赤ずきん殺しのロンリーウルフ

ユキトシ時雨

プロローグ

第0話 アン・ハッピーバースデー・フェアリスト

 少女は唐突にこの世界へと産み落とされた────


「ここは何処なの……?」


 目の前を凄まじい速さで行き交うのは、四輪を履いた鉄塊たち。周りには老若男女が横並び、彼らが一様に向かいの路地で赤い光を灯す機械を注視しているのだと理解できた。


「ッッ……!!」


「ここは都市部の交差点」そして「自分は信号待ちをしている人々の最前列に産み落とされた」という情報が、焼けるような痛みと共に少女の脳内へと注がれた。


 あまりの痛みに蹲ってしまった少女へ、周囲の人々は心配する素振りを見せた。だが、少女の格好を注視した彼らは、一様に引き攣った笑みを浮かべながら視線を逸らしていく。


 コスプレ趣味か、地雷女か。異国の少女服に、彼らは「面倒ごとには関わらないでおこう」と利口な判断を下したのだろう。


 まだ熱を帯びた頭を抱えながら、少女はそのことを理解する。実際のコスプレも、地雷女も見たことがないと言うのにだ。


 注ぎ込まれる情報は止まらない。「今が二〇三〇年であること」「ここが日本という国であること」「近年は、着込むことによって身体機能をアシストするウェアボットの普及が著しいこと」次々とこの世界の常識を理解させられた。


 だが、数多の情報が頭の中を駆け巡っていると言うのに、肝心なことが判らないことに少女は気付かされる。


「私は誰なの……?」


 そのことに気付いた途端、身震いがした。


 自分が何者なのか。一体何のためにこの世界に産み落とされたのかが判らないのだ。


 やがて信号機が青へと切り替わり、少女は人波に揉まれていった。


 肩や鞄をぶつけられ、雑踏が小さな身体を呑み込んで行く。自慢の銀髪も、ウィッカーバスケットの中に収められたケーキとワインもこれでは台無しになってしまう。
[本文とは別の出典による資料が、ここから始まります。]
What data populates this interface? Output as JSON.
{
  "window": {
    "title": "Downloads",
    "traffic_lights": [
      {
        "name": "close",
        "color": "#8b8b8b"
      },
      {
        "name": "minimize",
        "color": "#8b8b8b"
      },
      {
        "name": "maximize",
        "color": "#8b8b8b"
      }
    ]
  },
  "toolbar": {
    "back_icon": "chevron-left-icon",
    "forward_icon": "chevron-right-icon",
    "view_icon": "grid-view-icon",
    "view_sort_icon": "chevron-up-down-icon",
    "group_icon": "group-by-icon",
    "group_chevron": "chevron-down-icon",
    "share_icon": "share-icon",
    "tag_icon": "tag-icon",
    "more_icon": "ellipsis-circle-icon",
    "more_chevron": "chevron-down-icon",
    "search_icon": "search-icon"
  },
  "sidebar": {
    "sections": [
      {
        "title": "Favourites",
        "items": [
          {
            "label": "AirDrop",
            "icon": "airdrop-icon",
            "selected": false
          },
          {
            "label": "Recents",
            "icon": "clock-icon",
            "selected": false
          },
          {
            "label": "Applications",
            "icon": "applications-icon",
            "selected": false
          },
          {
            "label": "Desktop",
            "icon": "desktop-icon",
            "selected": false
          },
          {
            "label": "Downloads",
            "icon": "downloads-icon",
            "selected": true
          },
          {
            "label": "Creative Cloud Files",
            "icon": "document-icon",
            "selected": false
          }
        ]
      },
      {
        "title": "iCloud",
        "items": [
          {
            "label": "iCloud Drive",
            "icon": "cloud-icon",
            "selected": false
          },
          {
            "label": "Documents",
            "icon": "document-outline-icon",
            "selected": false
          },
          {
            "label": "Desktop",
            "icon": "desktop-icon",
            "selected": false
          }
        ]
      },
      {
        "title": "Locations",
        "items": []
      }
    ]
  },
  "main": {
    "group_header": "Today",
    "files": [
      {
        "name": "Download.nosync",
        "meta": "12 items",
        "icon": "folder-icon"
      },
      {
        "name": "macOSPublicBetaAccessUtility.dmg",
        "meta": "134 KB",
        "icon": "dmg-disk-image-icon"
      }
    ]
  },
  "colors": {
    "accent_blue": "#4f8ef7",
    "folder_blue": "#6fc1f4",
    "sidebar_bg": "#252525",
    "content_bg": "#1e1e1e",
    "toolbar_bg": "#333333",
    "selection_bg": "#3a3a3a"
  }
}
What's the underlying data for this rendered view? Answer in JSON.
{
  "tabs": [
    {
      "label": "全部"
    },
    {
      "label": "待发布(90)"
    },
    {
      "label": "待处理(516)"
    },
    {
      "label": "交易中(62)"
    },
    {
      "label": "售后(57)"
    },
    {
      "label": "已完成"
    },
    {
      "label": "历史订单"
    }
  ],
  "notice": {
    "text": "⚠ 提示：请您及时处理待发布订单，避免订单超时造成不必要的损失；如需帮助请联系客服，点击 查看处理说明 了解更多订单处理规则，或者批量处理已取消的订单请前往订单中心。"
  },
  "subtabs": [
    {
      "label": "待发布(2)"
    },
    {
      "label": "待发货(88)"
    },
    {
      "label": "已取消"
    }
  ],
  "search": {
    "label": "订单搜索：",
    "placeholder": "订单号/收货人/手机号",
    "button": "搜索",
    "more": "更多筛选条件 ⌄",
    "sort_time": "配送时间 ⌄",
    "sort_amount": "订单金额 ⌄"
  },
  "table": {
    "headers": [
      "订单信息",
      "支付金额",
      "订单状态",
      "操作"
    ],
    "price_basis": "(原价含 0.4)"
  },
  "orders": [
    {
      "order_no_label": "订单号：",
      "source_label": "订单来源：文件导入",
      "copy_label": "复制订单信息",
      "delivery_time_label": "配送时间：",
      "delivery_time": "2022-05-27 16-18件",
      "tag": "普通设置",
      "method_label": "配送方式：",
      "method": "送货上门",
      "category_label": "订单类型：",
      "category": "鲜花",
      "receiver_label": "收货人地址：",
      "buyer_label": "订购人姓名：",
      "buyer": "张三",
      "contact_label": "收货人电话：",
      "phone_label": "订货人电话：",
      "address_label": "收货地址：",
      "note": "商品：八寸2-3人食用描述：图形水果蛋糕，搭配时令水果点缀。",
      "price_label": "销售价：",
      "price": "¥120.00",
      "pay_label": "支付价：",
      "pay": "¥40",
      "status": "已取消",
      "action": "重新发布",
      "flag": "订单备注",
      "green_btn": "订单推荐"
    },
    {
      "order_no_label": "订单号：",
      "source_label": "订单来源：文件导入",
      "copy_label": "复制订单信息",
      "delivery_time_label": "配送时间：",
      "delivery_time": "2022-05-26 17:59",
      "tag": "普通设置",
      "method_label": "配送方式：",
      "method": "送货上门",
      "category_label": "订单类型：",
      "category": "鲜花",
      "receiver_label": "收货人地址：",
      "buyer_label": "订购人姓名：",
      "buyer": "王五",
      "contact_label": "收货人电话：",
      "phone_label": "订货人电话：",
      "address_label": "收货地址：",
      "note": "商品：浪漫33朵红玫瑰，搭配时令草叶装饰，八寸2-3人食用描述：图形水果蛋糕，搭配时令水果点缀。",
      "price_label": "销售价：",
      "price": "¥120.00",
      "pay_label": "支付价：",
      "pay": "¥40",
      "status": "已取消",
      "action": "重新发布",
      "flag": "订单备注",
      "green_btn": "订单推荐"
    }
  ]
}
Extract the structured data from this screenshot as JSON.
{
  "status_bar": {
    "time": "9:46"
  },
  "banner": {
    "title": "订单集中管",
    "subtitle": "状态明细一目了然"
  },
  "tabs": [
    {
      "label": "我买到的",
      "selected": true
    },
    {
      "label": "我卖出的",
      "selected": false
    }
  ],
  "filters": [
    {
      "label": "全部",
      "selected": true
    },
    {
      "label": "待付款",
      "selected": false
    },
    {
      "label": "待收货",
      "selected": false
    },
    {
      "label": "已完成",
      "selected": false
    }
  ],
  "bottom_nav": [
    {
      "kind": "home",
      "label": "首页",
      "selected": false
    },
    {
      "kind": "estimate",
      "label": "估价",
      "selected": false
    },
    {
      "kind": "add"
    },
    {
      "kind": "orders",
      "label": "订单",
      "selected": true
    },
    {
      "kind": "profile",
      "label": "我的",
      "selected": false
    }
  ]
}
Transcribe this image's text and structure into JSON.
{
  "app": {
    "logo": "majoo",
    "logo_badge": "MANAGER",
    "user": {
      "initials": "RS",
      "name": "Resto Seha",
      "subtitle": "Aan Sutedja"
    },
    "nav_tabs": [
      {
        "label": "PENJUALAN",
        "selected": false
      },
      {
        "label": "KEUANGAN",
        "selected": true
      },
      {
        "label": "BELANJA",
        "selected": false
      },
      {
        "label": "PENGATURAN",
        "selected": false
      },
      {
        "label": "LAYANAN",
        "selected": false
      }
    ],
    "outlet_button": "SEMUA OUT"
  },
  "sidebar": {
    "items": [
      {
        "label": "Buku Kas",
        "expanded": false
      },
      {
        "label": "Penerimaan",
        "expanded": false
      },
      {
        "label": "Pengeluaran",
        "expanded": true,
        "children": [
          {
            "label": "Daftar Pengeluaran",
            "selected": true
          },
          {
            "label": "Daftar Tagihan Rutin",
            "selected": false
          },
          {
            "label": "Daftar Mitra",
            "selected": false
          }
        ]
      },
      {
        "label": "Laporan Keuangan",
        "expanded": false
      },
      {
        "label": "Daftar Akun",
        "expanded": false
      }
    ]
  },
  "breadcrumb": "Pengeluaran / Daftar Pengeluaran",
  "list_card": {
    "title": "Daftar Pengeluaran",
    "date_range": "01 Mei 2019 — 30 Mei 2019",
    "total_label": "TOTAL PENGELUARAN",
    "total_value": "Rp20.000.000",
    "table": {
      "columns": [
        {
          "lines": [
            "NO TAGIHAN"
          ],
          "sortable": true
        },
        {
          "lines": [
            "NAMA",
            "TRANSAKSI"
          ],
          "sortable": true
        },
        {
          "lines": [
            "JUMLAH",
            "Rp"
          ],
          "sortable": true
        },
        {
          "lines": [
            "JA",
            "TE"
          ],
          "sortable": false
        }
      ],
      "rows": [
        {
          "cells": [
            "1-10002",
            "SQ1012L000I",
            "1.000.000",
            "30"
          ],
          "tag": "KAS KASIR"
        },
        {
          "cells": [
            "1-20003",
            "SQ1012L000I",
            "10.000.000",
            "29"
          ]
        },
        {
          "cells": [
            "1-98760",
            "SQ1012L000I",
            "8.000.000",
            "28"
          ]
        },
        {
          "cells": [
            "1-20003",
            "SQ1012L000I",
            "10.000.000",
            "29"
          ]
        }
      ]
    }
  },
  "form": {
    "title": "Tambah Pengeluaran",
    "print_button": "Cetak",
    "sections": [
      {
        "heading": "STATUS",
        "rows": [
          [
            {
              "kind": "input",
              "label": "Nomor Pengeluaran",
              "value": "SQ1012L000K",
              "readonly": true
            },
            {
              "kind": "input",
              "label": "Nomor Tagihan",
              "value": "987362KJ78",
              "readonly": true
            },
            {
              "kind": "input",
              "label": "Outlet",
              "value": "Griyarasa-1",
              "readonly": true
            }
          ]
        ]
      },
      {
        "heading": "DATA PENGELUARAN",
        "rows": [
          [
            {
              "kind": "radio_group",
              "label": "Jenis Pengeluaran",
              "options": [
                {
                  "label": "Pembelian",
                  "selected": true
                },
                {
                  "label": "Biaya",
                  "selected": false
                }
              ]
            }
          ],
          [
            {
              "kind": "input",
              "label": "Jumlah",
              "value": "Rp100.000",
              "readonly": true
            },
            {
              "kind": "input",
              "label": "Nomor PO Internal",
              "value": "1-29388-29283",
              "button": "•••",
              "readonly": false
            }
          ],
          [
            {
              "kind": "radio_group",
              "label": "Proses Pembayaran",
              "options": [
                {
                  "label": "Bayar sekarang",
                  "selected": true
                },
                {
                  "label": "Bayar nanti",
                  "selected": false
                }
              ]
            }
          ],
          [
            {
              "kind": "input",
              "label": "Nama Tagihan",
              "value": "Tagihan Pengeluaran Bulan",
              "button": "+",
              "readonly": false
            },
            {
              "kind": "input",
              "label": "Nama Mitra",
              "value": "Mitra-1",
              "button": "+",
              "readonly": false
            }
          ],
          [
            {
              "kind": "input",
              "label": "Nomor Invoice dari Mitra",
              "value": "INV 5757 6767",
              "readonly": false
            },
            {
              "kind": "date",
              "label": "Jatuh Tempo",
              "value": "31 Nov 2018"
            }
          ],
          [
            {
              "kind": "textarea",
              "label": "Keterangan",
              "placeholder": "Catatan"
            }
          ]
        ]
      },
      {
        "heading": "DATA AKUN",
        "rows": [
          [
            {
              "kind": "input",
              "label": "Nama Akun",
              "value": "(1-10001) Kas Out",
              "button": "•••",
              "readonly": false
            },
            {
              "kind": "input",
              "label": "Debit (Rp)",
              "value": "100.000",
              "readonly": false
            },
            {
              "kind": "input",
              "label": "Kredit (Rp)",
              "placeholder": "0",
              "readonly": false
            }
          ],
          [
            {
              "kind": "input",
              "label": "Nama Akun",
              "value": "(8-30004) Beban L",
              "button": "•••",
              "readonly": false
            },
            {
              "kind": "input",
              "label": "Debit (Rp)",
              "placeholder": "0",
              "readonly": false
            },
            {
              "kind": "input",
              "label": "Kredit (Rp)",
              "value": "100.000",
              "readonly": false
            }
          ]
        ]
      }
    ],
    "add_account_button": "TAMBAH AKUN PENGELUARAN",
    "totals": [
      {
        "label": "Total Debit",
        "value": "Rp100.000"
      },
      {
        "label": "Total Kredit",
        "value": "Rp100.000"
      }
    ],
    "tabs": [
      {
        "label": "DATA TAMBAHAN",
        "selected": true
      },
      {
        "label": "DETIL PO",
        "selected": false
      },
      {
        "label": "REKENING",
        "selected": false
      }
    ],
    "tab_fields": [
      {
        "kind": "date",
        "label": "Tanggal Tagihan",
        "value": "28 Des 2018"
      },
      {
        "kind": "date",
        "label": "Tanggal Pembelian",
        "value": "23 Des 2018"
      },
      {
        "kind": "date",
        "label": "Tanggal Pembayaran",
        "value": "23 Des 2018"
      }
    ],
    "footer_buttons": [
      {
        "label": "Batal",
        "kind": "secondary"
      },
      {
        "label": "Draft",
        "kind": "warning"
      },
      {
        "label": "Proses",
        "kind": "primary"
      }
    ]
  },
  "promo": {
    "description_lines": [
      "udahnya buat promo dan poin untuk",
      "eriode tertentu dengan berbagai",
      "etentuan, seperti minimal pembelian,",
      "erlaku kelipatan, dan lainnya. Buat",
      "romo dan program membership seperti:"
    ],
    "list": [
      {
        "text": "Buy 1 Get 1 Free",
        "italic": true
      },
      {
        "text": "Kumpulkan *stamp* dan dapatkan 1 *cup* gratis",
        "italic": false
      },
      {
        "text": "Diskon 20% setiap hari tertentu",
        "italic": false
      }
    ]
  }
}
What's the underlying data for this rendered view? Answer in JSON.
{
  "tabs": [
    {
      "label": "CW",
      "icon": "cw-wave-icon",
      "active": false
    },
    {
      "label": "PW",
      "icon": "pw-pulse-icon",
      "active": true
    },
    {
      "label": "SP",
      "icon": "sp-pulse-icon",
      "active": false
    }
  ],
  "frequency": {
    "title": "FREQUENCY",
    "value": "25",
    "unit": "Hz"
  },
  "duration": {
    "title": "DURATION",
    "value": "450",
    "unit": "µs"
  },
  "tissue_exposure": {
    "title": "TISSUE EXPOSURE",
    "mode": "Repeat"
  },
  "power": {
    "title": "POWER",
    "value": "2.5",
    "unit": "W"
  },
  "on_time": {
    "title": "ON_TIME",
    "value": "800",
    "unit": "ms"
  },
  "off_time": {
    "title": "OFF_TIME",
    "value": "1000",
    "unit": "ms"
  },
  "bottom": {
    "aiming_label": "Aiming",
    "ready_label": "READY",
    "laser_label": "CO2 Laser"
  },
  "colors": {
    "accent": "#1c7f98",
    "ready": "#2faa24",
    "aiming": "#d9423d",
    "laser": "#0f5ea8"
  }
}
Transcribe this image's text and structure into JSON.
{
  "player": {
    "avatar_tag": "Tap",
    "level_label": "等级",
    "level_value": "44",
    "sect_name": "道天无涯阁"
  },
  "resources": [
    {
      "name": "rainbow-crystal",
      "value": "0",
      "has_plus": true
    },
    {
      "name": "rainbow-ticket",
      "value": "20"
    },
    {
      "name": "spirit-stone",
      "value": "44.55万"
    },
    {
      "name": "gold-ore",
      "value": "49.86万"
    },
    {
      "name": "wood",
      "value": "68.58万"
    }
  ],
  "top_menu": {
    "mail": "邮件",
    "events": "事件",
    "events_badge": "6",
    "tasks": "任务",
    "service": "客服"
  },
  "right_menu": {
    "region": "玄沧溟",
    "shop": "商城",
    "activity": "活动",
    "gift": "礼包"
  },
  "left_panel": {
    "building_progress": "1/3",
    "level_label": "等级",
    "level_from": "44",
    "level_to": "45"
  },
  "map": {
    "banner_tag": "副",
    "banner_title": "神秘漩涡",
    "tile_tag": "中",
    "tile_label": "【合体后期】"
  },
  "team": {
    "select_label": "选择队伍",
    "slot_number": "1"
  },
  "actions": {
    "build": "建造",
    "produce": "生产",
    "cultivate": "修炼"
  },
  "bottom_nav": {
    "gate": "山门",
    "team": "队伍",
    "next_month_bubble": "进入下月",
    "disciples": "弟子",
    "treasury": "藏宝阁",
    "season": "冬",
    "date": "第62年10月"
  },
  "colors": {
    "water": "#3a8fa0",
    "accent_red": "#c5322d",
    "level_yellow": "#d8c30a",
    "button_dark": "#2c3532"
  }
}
 金色と銀色をした瞳に涙を溜めながらも、少女はやっとの思いで交差点を渡りきった。


 そして彼女は少しずつ理解していく。


「私は、」


 頭の中に流し込まれる情報が教えてくれるのだ。────「私は幻想人(フェアリスト)」「御伽話から出力された『赤ずきん』の〝表〟である」と。


 ◆◆◆


 以下は二〇三〇年から、二〇四〇年に掛けて幻想人が引き起こした事件と、その顛末である。


 ・二〇三〇年。「竹林抗争事件」──「かぐや姫」と機動隊が交戦の果て、死傷者多数。

 ・二〇三二年。「『お菓子の家』無断建築&立てこもり事件」──「ヘンゼルとグレーテル」を射殺処分。

 ・二〇三四年。「暴徒国会襲撃事件」──「桃太郎」を確保。並びに所持していた「キビ団子」を押収。

 ・二〇三五年。「濃霧老衰事件」──「浦島太郎」を確保。

 ・二〇三七年。「偽造通貨六兆円事件」──「金のガチョウ」を確保。


 これらはあくまで代表的なものや凄惨だったものに羅列したに過ぎず、小規模や中規模な事例を合わせれば、とても数え切れなくなってしまう。


 警察関係者からすれば、この羅列を見ただけでも気が滅入ってしまうことだろう。


「御伽噺の世界から、その代表者が超常的な力を携えて、この世界に現れる」という現象は、二〇三〇年の中頃から多発し、一〇年たった今でも一向に解決の兆しが見られない。


 ただ一つハッキリしていることがあるとすれば、御伽噺から出力された幻想人たちが「絶対悪」ということだけだ。


 幼少期に絵本の中で見知った彼女らの姿は、一見して親しみやすい存在に感じることだろう。だが、連中にこちら側の常識は通用しない。


 連中は心の底から楽しんでいるのだから────自らに備わった力で、他者の権利を踏み躙ることを。